Il ritratto antisemita

Definire disgustoso l’articolo di Luigi Mascheroni su (o meglio, contro) David Parenzo apparso su “Il Giornale” del 4 luglio scorso è forse un eufemismo; è più adeguato qualificarlo come allarmante.
Non è difficile da rintracciare su internet; mi risparmio quindi l’improbo e sgradevole sforzo di riassumere un accumulo di velenose calunnie personali costruite su un’intelaiatura di squallido antisemitismo. Mi pare più interessante e più utile a comprendere il marciume dei nostri anni tentare di analizzare il processo che può condurre al riapparire sulle pagine di un nostro quotidiano di scritti analoghi a quelli che si leggevano alla fine degli anni Trenta del secolo scorso. E poi cercare di capire cosa significa e dove rischia di portarci tutto ciò, che si manifesta proprio quando con consapevolezza e convinzione stiamo cercando di erigere contro il pregiudizio e contro l’odio antisemita un argine massiccio di informazione storica e di cultura.
Alla base si situa la permanenza inscalfibile dello stesso pregiudizio, piattaforma resistente e impermeabile radicata nei secoli, fiume carsico che puntualmente riemerge di fronte alle crisi, ai momenti di malcontento, agli sfoghi di più o meno giustificata insoddisfazione/rabbia popolare. E come sappiamo si tratta di un tarlo che non affligge solo persone ingenue e impreparate, ma anzi si fa più insinuante negli individui dotati di cultura e ironia. Su questo zoccolo perenne si appoggiano altri elementi, che si accumulano uno sull’altro. Innanzitutto il fatto che il veleno del pregiudizio ha impedito di sondare davvero, di metabolizzare l’abisso senza fondo che lo stesso tarlo antisemita ha creato, rendendo difficile avvertire il peso delle sue distruzioni nel corso dei secoli sino al baratro della Shoah. Oggi, nonostante i giorni della memoria che si susseguono di anno in anno e le mille iniziative didattiche sul tema, l’evento è inevitabilmente più lontano, troppo lontano, e l’orrore che attanagliava le prime generazioni del dopoguerra o la volontà di capire che a partire dagli anni Settanta animava le domande rivolte dai giovani ai testimoni hanno lasciato purtroppo il posto a un ricordo vago, a una ricostruzione parziale e confusa. Su questo pallido e generico sfondo di rifiuto del Male (ma di un male generico), facilmente si innesta una mancata comprensione storica, e su di essa il dubbio, talvolta la negazione; in questo clima il pregiudizio riprende a operare. Paradossalmente, poi, quanto più ci sforziamo (meritoriamente e necessariamente) di tenere vivo il ricordo delle persecuzioni cercando di ricostruire e di far comprendere le ragioni e il modo della loro realizzazione, tanto più per opposizione alla vulgata della memoria oggi assai diffusa molti sembrano voler dimenticare o cancellare, disponibili a cedere di nuovo alle lusinghe del pregiudizio.

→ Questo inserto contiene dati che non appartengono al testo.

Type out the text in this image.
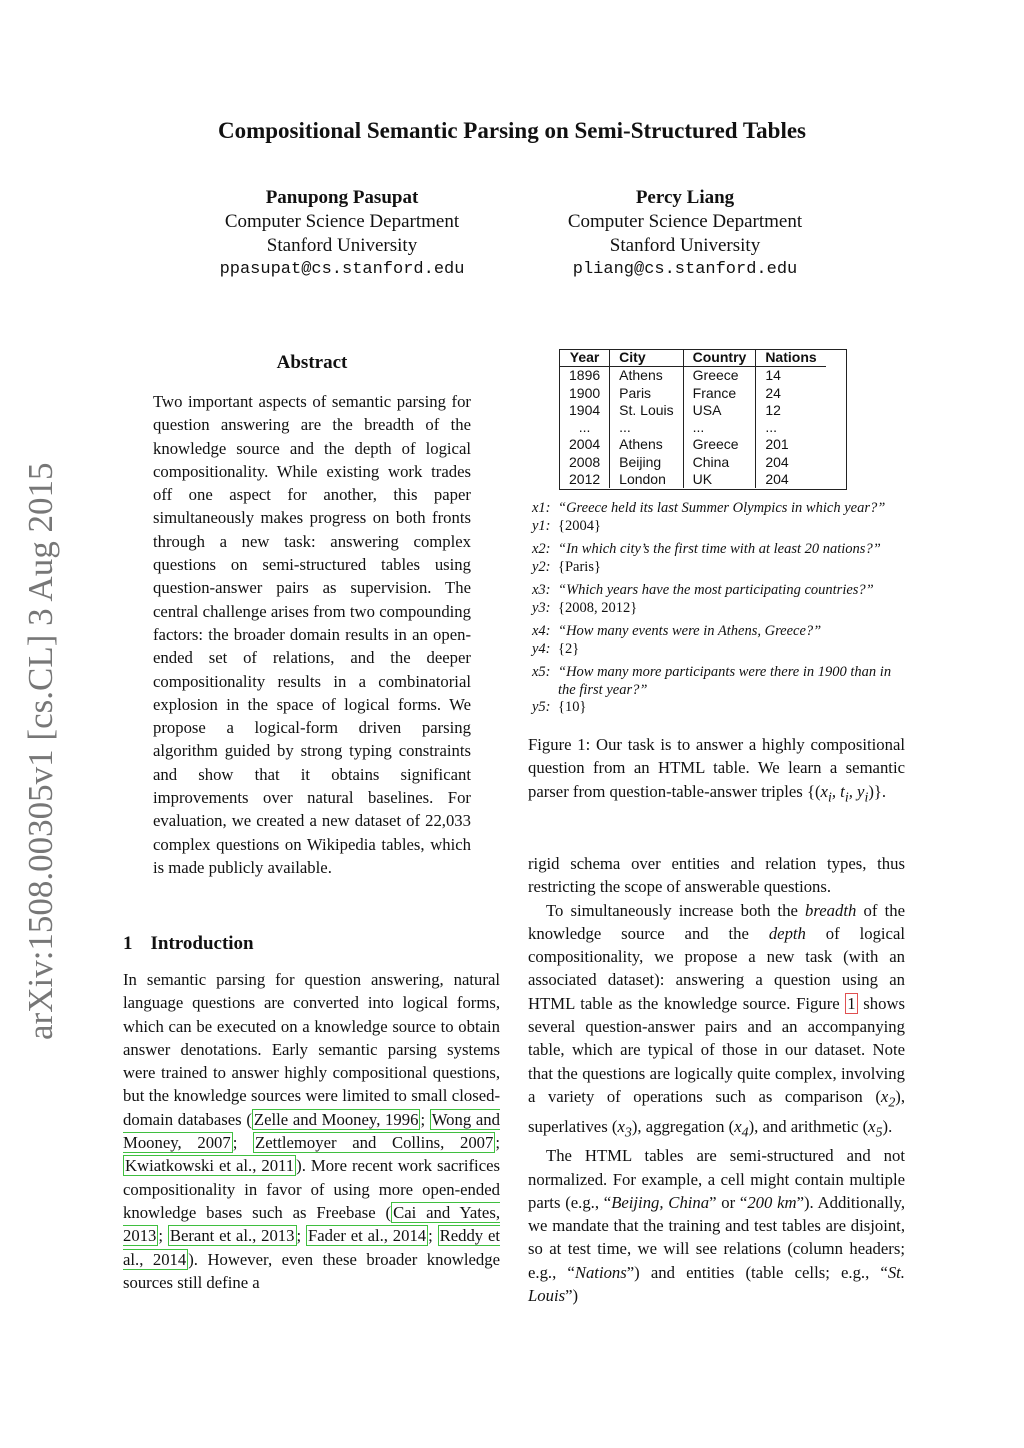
Compositional Semantic Parsing on Semi-Structured Tables
Panupong Pasupat
Computer Science Department
Stanford University
ppasupat@cs.stanford.edu
Percy Liang
Computer Science Department
Stanford University
pliang@cs.stanford.edu
arXiv:1508.00305v1 [cs.CL] 3 Aug 2015
Abstract
Two important aspects of semantic parsing for question answering are the breadth of the knowledge source and the depth of logical compositionality. While existing work trades off one aspect for another, this paper simultaneously makes progress on both fronts through a new task: answering complex questions on semi-structured tables using question-answer pairs as supervision. The central challenge arises from two compounding factors: the broader domain results in an open-ended set of relations, and the deeper compositionality results in a combinatorial explosion in the space of logical forms. We propose a logical-form driven parsing algorithm guided by strong typing constraints and show that it obtains significant improvements over natural baselines. For evaluation, we created a new dataset of 22,033 complex questions on Wikipedia tables, which is made publicly available.
1 Introduction
In semantic parsing for question answering, natural language questions are converted into logical forms, which can be executed on a knowledge source to obtain answer denotations. Early semantic parsing systems were trained to answer highly compositional questions, but the knowledge sources were limited to small closed-domain databases ( Zelle and Mooney, 1996 ; Wong and Mooney, 2007 ; Zettlemoyer and Collins, 2007 ; Kwiatkowski et al., 2011 ). More recent work sacrifices compositionality in favor of using more open-ended knowledge bases such as Freebase ( Cai and Yates, 2013 ; Berant et al., 2013 ; Fader et al., 2014 ; Reddy et al., 2014 ). However, even these broader knowledge sources still define a
Year	City	Country	Nations
1896	Athens	Greece	14
1900	Paris	France	24
1904	St. Louis	USA	12
...	...	...	...
2004	Athens	Greece	201
2008	Beijing	China	204
2012	London	UK	204
x1: “Greece held its last Summer Olympics in which year?”
y1: {2004}
x2: “In which city’s the first time with at least 20 nations?”
y2: {Paris}
x3: “Which years have the most participating countries?”
y3: {2008, 2012}
x4: “How many events were in Athens, Greece?”
y4: {2}
x5: “How many more participants were there in 1900 than in the first year?”
y5: {10}
Figure 1: Our task is to answer a highly compositional question from an HTML table. We learn a semantic parser from question-table-answer triples {($x_i$, $t_i$, $y_i$)}.
rigid schema over entities and relation types, thus restricting the scope of answerable questions.
To simultaneously increase both the breadth of the knowledge source and the depth of logical compositionality, we propose a new task (with an associated dataset): answering a question using an HTML table as the knowledge source. Figure 1 shows several question-answer pairs and an accompanying table, which are typical of those in our dataset. Note that the questions are logically quite complex, involving a variety of operations such as comparison $(x_2)$, superlatives $(x_3)$, aggregation $(x_4)$, and arithmetic $(x_5)$.
The HTML tables are semi-structured and not normalized. For example, a cell might contain multiple parts (e.g., “Beijing, China” or “200 km”). Additionally, we mandate that the training and test tables are disjoint, so at test time, we will see relations (column headers; e.g., “Nations”) and entities (table cells; e.g., “St. Louis”)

Nel nostro tempo di talkshow, di accesi e facili dibattiti politici televisivi, di personaggi pubblici al centro dell’attenzione mediatica (politici, scienziati, saggisti, filosofi, giornalisti) lo sdoganamento dell’antiebraismo raccoglie i suoi frutti anche a livello individuale. Cosa c’è di più immediato, semplice e gratuito del risorgente pregiudizio antisemita per distruggere un giornalista ebreo che ti è sgradito e vuoi mettere in ridicolo? Più che raffinati colpi di fioretto quelle di Mascheroni sono violente staffilate di sciabola, ma l’importante è ottenere l’effetto, cioè colpire il bersaglio. Peccato che credendo di pungere il bravo Parenzo Mascheroni infierisca involontariamente contro se stesso.
Dove gli stimoli perversi della distruzione dell’altro tramite il pregiudizio possano condurci è difficile dirlo. Forse alla perdita di ogni equilibrio nel giudizio e di ogni basilare rispetto del prossimo, difetto che probabilmente continuerà a manifestarsi attraverso l’accanimento contro le mille caratteristiche particolari e diverse che tutti i gruppi, per forza di cose diversi gli uni dagli altri, inevitabilmente hanno. E tra i tanti diversi, i primi a rischiare di nuovo saremo certo noi ebrei.
Anche perché, come sempre, siamo la cartina di tornasole dei rapporti sociali.